Initially we note that Louisiana’s Medical Malpractice Act only provides for the dismissal of a Review Panel (filed prior to the malpractice suit), by way of an exception of prescription. La.R.S. 40:1299.47(B)(2)(a). We are unaware of a procedural device whereby the exception of no right of action can be interposed prior to the actual filing of a malpractice suit. However, this issue has not been raised by either party. Since all parties argue the merits of whether plaintiffs have the right to pursue their claim, via medical review panel or malpractice suit, we shall address that issue.

The record does not contain a transcript of the hearing, nor any narrative of facts. La.C.C.Pro. Art. 2131. Furthermore, there is no proffered evidence which we can consider. Plaintiffs refer to various exhibits attached to their appellate brief. Those exhibits, however, were not introduced in *1085evidence. It is well established that exhibits attached to an appellate brief will not be considered by this Court unless they were offered (or proffered) in evidence. Dris-coll v. City of New Orleans, 444 So.2d 756 (La.App. 4th Cir.1984).4

Based on the record before us, and in particular the petition filed in the malpractice suit, we cannot say the trial judge erred. We have carefully reviewed that petition and there is absolutely no allegation establishing any relationship between plaintiffs and decedent. We are satisfied that plaintiffs have failed to establish their right to bring this action. See, La.C.C. Art. 2315.2(2).

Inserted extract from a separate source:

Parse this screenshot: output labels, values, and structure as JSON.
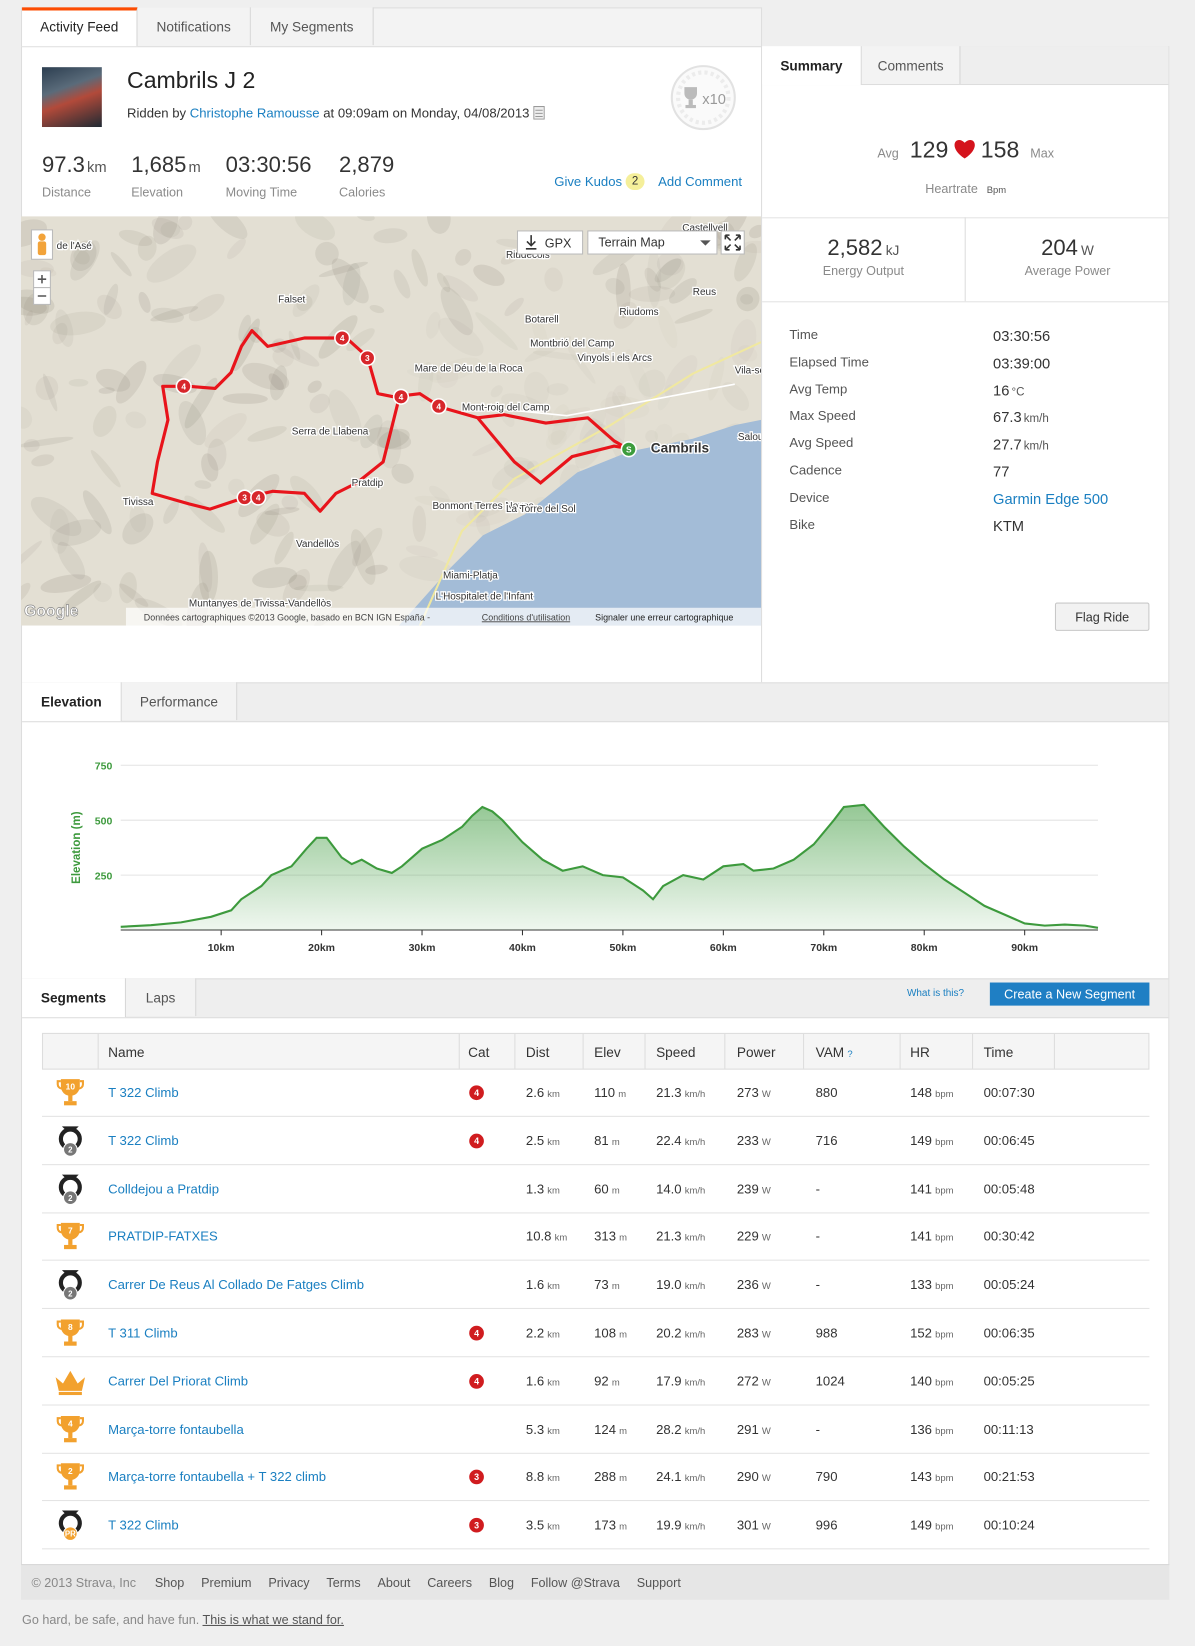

Furthermore, on our own, we also find that the petition fails to state a cause of action. La.C.C.Pro. Art. 927. Assuming each allegation to be true, the failure of plaintiffs to assert their relationship with decedent would preclude their recovery.

We reject appellees request for frivolous appeal damages.

Accordingly, we affirm both judgments. On our own motion we also dismiss plaintiffs malpractice suit (CDC No. 21672) without prejudice, for failure to state a cause of action.

AFFIRMED.

TREVOR G. BRYAN, J. Pro Tern., concurs in part and dissents in part.

. The facts are taken from those alleged in the petition filed in these proceedings.

. This complaint does not appear in the record.

. La.C.C. Art. 2315.2(2) provides the surviving mother and father, or either of them, with the wrongful death action of their child where there are no surviving spouse or children.

. The exhibits are the subject to appellees’ motion to strike. For the reasons stated above they are not considered by this Court and are stricken from these proceedings.






Concurrence in Part

TREVOR G. BRYAN, Judge Pro Tern.,

concurs in part, dissents in part.

Although I agree with the majority opinion on the exception of no right of action, I disagree with the conclusion reached by the majority on the exception of prematurity/lack of subject matter jurisdiction. Specifically, I do not agree that once Dr. Rao submitted proof of his employment with the state, the burden shifted to the plaintiffs to prove that defendant was acting outside the scope and course of his employment with the state with respect to the alleged malpractice.

La.R.S. 40:1299.39(A)(l)(a) provides that state employees “when acting within the course and scope of their duties in providing health care in connection with such state entity” are covered by the malpractice act. Subsection (l)(b) of the same statute states that “persons” covered by this part “shall not mean or include any individual acting in a professional capacity in providing health care services not by or on behalf of the state.”

Because the malpractice act derogates from the common law right to sue, those who invoke its benefits have the burden to show entitlement to its protection.